Il film di Gary Ross (già autore del bellissimo e misconosciuto "Pleasentiville") pesca a piene mani dalla trilogia dei best-sellers di Susanne Collins: ne viene fuori una pellicola avvincente, soprattutto nella prima parte, quando vengono delineate le caratteristiche dello stato di Panem e dei Dodici Distretti.
La protagonista, un'ottima Jennifer Lawrence - già ammirata in "Un gelido inverno" -, è perfetta per questo ruolo ibrido: tra Lara Crawford e Giovanna D'Arco. Il cast, stellare, si avvale perfino di un convincente Lenny Kravitz nei panni dello stilista coach. I rimandi all'attualità televisiva sono oscenamente vividi, e Ross scarnifica il cadavere del reality dando al chirurgo-presentatore Stanley Tucci un ruolo determinante: quello di vivisezionare i protagonisti sul tavolo anatomico del proscenio della diretta televisiva (nel film certamente più pacata a confronto di certe puntate del nostrano "Grande Fratello"). L'acconciatura e l'armatura dentale ostentate da Tucci ci restituiscono un cinico Joker, magari non memorabile, ma sicuramente efficace. La storia si sfilaccia un po' nel finale, perdendo quella meravigliosa tensione che prende alla gola fin dai primi momenti della caccia.

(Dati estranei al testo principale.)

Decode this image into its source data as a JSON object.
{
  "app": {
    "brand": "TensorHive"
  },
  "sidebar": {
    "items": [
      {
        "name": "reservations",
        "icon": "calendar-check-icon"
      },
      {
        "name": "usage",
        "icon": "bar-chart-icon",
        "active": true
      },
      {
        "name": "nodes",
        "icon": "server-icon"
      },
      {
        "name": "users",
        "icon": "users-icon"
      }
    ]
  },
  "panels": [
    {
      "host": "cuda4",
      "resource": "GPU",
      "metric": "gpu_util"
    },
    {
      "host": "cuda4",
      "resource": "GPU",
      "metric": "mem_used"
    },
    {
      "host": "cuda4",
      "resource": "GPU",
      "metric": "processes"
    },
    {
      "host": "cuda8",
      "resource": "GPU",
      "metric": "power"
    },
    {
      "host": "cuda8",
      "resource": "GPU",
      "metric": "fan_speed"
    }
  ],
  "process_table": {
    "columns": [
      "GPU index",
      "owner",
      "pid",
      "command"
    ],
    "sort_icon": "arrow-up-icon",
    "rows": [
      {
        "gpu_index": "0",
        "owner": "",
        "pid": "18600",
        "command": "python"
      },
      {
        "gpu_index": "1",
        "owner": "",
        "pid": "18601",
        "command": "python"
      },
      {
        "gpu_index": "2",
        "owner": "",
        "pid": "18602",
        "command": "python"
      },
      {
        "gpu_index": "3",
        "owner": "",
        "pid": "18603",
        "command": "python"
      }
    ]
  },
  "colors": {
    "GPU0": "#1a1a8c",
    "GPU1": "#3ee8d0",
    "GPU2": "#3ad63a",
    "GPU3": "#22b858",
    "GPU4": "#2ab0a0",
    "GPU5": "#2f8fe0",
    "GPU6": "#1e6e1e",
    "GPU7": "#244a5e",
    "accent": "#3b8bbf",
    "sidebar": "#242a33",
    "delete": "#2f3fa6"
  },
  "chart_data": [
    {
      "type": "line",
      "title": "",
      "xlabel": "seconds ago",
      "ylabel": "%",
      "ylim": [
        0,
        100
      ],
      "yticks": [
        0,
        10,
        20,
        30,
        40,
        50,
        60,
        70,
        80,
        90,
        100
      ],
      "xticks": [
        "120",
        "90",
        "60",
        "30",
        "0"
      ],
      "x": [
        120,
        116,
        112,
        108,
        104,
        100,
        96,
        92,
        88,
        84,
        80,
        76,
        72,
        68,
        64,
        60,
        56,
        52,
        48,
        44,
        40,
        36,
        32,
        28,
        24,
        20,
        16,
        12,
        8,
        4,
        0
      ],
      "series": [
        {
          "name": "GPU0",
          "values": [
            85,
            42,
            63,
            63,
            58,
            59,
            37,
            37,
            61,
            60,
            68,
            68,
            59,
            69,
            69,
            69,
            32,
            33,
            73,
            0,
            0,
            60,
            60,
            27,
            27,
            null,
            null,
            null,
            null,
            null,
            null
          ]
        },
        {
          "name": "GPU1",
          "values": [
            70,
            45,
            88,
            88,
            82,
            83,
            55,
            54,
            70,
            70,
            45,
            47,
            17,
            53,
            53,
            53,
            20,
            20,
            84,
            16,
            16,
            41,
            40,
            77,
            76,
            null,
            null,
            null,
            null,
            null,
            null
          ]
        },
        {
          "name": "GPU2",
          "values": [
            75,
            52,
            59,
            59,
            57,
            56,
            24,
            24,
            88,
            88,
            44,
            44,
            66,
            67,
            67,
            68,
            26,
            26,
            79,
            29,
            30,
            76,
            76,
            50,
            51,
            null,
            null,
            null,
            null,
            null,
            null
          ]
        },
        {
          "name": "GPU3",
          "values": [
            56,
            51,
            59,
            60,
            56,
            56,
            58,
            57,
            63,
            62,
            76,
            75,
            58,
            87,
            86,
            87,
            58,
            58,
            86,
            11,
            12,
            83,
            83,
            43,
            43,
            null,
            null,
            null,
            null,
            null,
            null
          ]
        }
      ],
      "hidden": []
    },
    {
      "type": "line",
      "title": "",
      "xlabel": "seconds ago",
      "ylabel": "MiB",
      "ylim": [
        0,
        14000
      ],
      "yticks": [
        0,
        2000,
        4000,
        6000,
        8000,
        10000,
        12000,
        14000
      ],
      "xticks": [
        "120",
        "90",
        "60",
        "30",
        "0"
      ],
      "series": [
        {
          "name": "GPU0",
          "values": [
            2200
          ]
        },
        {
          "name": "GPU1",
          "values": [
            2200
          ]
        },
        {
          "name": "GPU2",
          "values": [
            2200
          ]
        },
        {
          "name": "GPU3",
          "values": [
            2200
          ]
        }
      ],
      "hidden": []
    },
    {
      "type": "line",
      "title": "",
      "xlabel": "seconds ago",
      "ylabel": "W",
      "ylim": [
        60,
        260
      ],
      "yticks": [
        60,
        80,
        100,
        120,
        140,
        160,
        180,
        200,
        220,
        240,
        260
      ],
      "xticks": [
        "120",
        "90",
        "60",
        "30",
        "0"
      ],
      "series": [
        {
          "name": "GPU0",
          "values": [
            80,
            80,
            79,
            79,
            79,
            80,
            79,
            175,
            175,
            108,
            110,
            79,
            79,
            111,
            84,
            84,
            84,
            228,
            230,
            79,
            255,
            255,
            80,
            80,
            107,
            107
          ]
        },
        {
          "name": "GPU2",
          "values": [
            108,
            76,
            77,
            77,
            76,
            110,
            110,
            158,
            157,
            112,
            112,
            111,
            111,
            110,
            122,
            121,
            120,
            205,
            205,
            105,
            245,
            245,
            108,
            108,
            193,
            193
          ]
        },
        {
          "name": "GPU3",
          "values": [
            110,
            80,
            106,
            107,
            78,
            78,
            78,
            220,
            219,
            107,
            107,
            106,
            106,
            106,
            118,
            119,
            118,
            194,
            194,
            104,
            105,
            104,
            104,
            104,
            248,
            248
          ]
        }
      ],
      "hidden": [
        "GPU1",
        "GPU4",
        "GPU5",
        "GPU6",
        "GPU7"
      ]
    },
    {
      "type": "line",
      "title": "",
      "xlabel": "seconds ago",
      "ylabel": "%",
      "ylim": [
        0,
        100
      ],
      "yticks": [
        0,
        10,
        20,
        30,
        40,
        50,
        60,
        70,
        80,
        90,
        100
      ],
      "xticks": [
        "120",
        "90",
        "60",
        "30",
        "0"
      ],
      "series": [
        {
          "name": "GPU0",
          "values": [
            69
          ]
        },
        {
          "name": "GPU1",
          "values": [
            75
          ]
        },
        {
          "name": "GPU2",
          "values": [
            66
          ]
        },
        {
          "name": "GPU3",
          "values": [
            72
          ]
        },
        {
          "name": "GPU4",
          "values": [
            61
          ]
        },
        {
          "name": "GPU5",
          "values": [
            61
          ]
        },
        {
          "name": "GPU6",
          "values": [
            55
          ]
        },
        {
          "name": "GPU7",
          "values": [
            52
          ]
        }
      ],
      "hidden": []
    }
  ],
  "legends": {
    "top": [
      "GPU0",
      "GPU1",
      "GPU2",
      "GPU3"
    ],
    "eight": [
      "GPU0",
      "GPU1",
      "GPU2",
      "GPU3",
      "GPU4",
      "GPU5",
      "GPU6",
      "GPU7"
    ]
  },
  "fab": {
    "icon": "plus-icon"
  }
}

In buona sostanza, siamo di fronte ad un buon mix di fantasy e gioco di ruolo, e ciò che funziona meglio è proprio ciò che infastidisce i soloni della nostra critica, ovvero la netta demarcazione del carattere dei personaggi, ridotti a mere funzioni individuali, privi di sostanziali contraddizioni. In questo senso lo schema apparentemente riduttivo della descrizione dei caratteri e delle psicologie dei personaggi è del tutto funzionale alla miniaturizzazione del contesto di questo futuro Nord America, alla realtà simbolica del rito degli Hunger Games quali deterrente alla ribellione dei popoli. Il mantenimento dello status di emarginazione e controllo dei distretti (pensiamo alla Banlieues di Parigi, solo per citarle a mo' di esempio) necessitava di una stilizzazione del Reale, come in tutti i regimi che si rispettino. Anche da un punto di vista filologico, e di genere (pensiamo a "Nuovo Mondo" di Huxley), dunque l'operazione è perfettamente riuscita.